Note: this is the reverse of migrating two seperate disconnected directories to git annex.
I have a git annex repo for all my media that has grown to 57866 files and git operations are getting slow, especially on external spinning hard drives, so I decided to split it into separate repositories.
This is how I did it, with some help from #git-annex
. Suppose the old big repo is at ~/oldrepo
:
# Create a new repo for photos only
mkdir ~/photos
cd photos
git init
git annex init laptop
# Hardlink all the annexed data from the old repo
cp -rl ~/oldrepo/.git/annex/objects .git/annex/
# Regenerate the git annex metadata
git annex fsck --fast
# Also split the repo on the usb key
cd /media/usbkey
git clone ~/photos
cd photos
git annex init usbkey
cp -rl ../oldrepo/.git/annex/objects .git/annex/
git annex fsck --fast
# Connect the annexes as remotes of each other
git remote add laptop ~/photos
cd ~/photos
git remote add usbkey /media/usbkey
At this point, I went through all repos doing standard cleanup:
# Remove unneeded hard links
git annex unused
git annex dropunused --force 1-12345
# Sync
git annex sync
To make sure nothing is missing, I used git annex find --not --in=here
to see if, for example, the usbkey that should have everything could be missing
some thing.
Update: Antoine Beaupré pointed me to this tip about Repositories with large number of files which I will try next time one of my repositories grows enough to hit a performance issue.

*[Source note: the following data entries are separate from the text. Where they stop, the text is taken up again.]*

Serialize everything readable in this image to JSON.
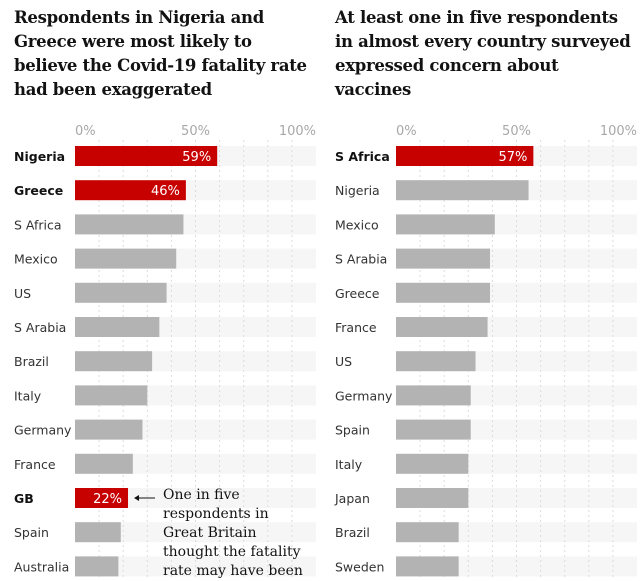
{
  "chart_data": [
    {
      "type": "bar",
      "orientation": "horizontal",
      "title": "Respondents in Nigeria and Greece were most likely to believe the Covid-19 fatality rate had been exaggerated",
      "xlim": [
        0,
        100
      ],
      "ticks": [
        "0%",
        "50%",
        "100%"
      ],
      "grid": true,
      "categories": [
        "Nigeria",
        "Greece",
        "S Africa",
        "Mexico",
        "US",
        "S Arabia",
        "Brazil",
        "Italy",
        "Germany",
        "France",
        "GB",
        "Spain",
        "Australia"
      ],
      "values": [
        59,
        46,
        45,
        42,
        38,
        35,
        32,
        30,
        28,
        24,
        22,
        19,
        18
      ],
      "highlighted": [
        "Nigeria",
        "Greece",
        "GB"
      ],
      "data_labels": {
        "Nigeria": "59%",
        "Greece": "46%",
        "GB": "22%"
      },
      "annotation": {
        "target": "GB",
        "text": "One in five respondents in Great Britain thought the fatality rate may have been"
      }
    },
    {
      "type": "bar",
      "orientation": "horizontal",
      "title": "At least one in five respondents in almost every country surveyed expressed concern about vaccines",
      "xlim": [
        0,
        100
      ],
      "ticks": [
        "0%",
        "50%",
        "100%"
      ],
      "grid": true,
      "categories": [
        "S Africa",
        "Nigeria",
        "Mexico",
        "S Arabia",
        "Greece",
        "France",
        "US",
        "Germany",
        "Spain",
        "Italy",
        "Japan",
        "Brazil",
        "Sweden"
      ],
      "values": [
        57,
        55,
        41,
        39,
        39,
        38,
        33,
        31,
        31,
        30,
        30,
        26,
        26
      ],
      "highlighted": [
        "S Africa"
      ],
      "data_labels": {
        "S Africa": "57%"
      }
    }
  ],
  "colors": {
    "highlight": "#c70000",
    "bar": "#b3b3b3",
    "row_bg": "#f6f6f6",
    "tick": "#a8a8a8",
    "grid": "#dcdcdc"
  }
}
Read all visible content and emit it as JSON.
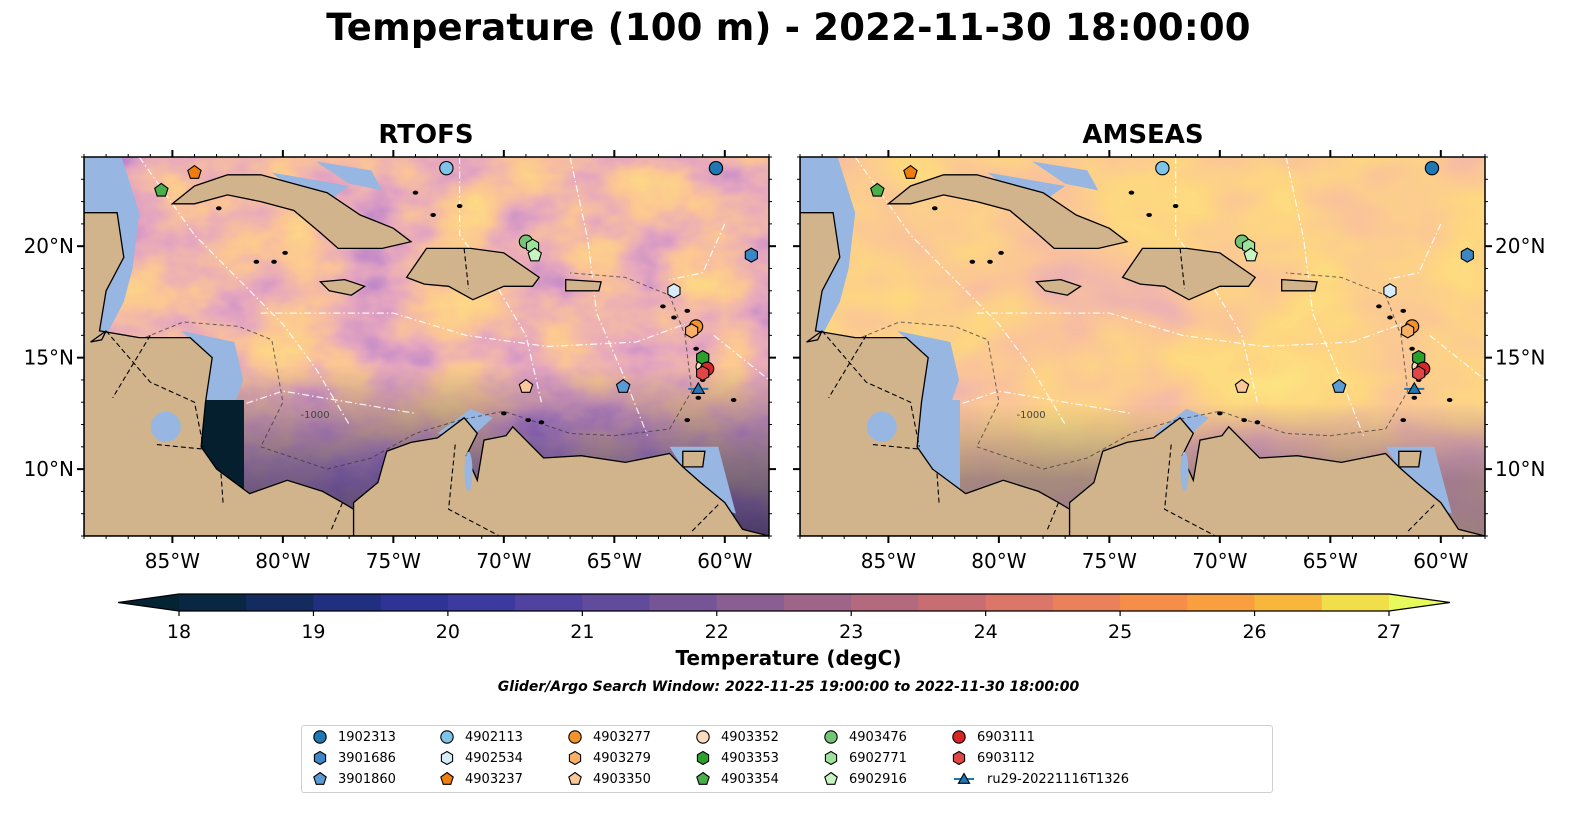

This document was originally written by Enrico Zini and added to this wiki by anarcat.
Indeed it would be nice if there was an easy way to split a git annex repository into smaller ones, while those smaller ones also obtain all the git-annex branch availability/metadata information about the files they inherit. The situations comes up quite frequently whenever it is desired to modularize bigger repositories. The simplest use case is to make a specific subdirectory into a git/git-annex submodule. Is there a way/recipe to easily accomplish also moving all git-annex branch metadata. And the original repository should get those files removed within its git tree.
One possible way we see is to clone the original repository, remove all other files, move subdirectory files "up" needed number of directories, and then rewrite git history to forget and then use
annex forget
but that one wouldn't "forget" information about the files which are not in the current tree, so would also require some manual trimming ofgit-annex
branch beforeannex forget
.But may be there is a better way?
This is a simple way to split a repository, but the resulting split git repository will be larger than is really necessary.
When you
dropunused
all the hard links that are not present in the repository, git-annex will commit a log to the git-annex branch saying "I don't have this content" for each of them. That seems unnecessary since it probably does not have an earlier log saying it contained the content that was hard linked into it, and perhaps could be improved in git-annex to not record that unncessarily, but that's what it does currently.So I suggest running
git annex forget
after the dropunused or at some later point. That will delete all traces of those log files from the git-annex branch.